Si è altresì precisato che il giudizio sulla tenuità richiede una valutazione complessa e congiunta di tutte le peculiarità della fattispecie concreta, che tenga conto, ai sensi dell’art. 133, co. 1, c.p., delle modalità della condotta, del grado di colpevolezza da esse desumibile e dell’entità del danno o del pericolo (cfr. Cass., sez.
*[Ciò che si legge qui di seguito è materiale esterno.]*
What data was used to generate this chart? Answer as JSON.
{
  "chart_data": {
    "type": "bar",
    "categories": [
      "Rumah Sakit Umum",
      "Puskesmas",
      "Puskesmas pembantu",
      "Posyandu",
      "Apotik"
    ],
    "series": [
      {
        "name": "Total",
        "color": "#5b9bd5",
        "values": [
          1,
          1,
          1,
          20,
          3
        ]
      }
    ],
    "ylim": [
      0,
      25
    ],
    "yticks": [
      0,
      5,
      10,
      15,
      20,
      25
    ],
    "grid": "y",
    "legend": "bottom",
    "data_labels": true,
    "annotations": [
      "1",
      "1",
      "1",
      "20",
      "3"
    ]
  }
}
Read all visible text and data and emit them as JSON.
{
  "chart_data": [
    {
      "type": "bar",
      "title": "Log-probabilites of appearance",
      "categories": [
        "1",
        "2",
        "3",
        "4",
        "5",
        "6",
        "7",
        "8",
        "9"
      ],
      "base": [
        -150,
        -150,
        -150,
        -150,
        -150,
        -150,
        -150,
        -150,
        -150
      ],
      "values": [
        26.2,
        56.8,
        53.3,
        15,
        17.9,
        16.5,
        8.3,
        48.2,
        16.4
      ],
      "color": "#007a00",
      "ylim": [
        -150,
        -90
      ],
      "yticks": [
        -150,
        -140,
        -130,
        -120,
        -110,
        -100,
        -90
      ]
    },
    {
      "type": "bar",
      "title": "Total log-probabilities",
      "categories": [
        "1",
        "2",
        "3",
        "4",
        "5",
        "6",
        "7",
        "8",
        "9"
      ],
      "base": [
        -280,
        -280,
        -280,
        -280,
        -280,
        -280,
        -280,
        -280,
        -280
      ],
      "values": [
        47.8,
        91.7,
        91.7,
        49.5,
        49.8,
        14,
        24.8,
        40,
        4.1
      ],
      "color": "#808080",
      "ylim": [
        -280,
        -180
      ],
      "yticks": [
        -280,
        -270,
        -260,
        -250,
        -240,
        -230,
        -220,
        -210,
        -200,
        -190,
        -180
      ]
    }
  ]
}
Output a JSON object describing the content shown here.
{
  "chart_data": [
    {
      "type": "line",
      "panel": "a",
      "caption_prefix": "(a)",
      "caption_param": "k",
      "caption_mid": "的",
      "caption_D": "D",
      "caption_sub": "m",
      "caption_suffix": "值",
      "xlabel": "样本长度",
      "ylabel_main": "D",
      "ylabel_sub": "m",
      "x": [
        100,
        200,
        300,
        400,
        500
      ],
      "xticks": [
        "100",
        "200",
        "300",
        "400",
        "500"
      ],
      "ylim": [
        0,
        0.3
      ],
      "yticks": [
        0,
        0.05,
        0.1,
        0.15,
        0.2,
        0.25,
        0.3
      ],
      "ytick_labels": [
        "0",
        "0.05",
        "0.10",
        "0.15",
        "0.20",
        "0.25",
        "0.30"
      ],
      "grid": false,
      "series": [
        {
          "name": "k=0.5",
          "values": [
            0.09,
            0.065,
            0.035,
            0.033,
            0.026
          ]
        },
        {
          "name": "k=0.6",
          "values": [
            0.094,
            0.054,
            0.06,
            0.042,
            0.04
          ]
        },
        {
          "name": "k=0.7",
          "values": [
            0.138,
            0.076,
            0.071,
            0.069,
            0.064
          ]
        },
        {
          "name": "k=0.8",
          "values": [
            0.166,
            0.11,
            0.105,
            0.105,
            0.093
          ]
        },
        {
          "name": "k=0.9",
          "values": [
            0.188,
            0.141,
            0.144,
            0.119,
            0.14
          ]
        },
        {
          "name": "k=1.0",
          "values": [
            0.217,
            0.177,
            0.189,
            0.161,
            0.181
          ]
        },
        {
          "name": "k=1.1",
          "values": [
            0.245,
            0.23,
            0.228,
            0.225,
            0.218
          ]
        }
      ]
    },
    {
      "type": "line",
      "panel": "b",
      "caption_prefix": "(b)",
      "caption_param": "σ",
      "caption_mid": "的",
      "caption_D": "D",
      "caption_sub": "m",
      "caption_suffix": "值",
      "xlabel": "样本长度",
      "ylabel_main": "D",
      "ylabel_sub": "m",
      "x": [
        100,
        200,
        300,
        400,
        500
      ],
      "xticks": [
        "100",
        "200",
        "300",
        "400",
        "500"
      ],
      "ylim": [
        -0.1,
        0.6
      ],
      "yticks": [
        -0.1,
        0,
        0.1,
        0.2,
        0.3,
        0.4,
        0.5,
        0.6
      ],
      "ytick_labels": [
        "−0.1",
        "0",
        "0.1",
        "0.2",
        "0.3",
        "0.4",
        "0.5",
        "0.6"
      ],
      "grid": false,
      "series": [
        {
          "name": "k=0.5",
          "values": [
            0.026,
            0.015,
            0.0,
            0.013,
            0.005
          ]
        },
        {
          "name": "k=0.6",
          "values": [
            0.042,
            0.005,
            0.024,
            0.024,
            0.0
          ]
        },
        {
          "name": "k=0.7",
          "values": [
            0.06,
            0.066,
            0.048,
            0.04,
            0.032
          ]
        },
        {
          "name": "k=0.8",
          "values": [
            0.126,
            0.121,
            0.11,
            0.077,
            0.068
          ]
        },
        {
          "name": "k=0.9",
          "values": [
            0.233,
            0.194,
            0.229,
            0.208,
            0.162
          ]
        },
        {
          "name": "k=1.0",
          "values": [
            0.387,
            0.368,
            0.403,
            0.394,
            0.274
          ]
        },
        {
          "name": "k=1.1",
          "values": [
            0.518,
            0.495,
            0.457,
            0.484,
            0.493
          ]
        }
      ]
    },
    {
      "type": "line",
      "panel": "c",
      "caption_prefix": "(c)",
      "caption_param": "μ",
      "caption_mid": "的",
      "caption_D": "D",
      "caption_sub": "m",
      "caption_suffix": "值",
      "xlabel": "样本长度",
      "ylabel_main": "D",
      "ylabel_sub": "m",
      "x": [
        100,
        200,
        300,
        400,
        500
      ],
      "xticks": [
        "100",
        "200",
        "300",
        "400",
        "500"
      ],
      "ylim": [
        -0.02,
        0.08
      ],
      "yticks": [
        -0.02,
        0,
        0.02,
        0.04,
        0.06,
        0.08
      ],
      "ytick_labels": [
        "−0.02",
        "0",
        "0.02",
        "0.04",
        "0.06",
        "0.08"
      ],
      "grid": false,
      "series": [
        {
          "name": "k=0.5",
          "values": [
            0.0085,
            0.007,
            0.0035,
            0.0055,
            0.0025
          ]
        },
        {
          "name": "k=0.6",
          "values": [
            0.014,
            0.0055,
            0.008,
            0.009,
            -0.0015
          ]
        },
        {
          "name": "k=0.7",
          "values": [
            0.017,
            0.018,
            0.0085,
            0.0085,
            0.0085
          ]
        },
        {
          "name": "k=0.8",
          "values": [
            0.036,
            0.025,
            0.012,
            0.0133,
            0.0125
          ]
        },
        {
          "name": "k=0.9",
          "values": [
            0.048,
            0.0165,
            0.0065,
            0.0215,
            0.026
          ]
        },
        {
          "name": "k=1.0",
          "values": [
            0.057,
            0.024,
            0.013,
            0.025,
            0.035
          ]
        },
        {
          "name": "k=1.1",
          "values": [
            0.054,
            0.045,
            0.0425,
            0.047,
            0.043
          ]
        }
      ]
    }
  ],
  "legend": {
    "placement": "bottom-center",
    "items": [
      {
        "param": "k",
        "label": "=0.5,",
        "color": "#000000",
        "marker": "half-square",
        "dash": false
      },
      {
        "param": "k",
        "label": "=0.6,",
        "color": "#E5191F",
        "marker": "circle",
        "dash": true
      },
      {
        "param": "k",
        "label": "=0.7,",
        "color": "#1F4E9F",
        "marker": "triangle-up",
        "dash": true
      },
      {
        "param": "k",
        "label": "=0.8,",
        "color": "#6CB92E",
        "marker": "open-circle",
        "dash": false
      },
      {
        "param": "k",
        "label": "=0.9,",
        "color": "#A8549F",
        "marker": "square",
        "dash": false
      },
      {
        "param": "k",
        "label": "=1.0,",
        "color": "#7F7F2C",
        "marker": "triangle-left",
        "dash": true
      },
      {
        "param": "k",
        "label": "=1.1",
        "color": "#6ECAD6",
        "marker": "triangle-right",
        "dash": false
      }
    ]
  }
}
U., 25.2.2016, n. 13681, rv. 266590-266594).
Orbene, applicando tali principi alla fattispecie concreta in esame, non può riconoscersi la particolare tenuità del fatto commesso dal D., in considerazione delle modalità della condotta, avendo l’imputato agito con notevole prevaricazione e secondo una progressione criminosa di notevole intensità, in danno di una lavoratrice collocata in una posizione di inferiorità nei suoi confronti, dimostrando una non comune pervicacia nel suo intento di intimorire ed aggredire la persona offesa.
8. Alla dichiarazione di inammissibilità del ricorso consegue la condanna del ricorrente, ai sensi dell’art. 616, c.p.p., al pagamento delle spese del procedimento e della somma di euro 1.000,00 a favore della cassa delle ammende, tenuto conto della circostanza che l’evidente inammissibilità dei motivi di impugnazione, non consente di ritenere il ricorrente medesimo immune da colpa nella determinazione delle evidenziate ragioni di inammissibilità (cfr. Corte Costituzionale, n. 186 del 13.6.2000), nonché alla rifusione delle spese sostenute in questo grado di giudizio dalla parte civile, che si liquidano in complessivi euro 1.800,00, oltre accessori di legge.
P.Q.M.
dichiara inammissibile il ricorso e condanna il ricorrente al pagamento delle spese processuali e della somma di euro 1.000,00 in favore della cassa delle ammende ed alla rifusione delle spese in favore della parte civile, che si liquida in complessivi euro 1.800,00, oltre accessori di legge.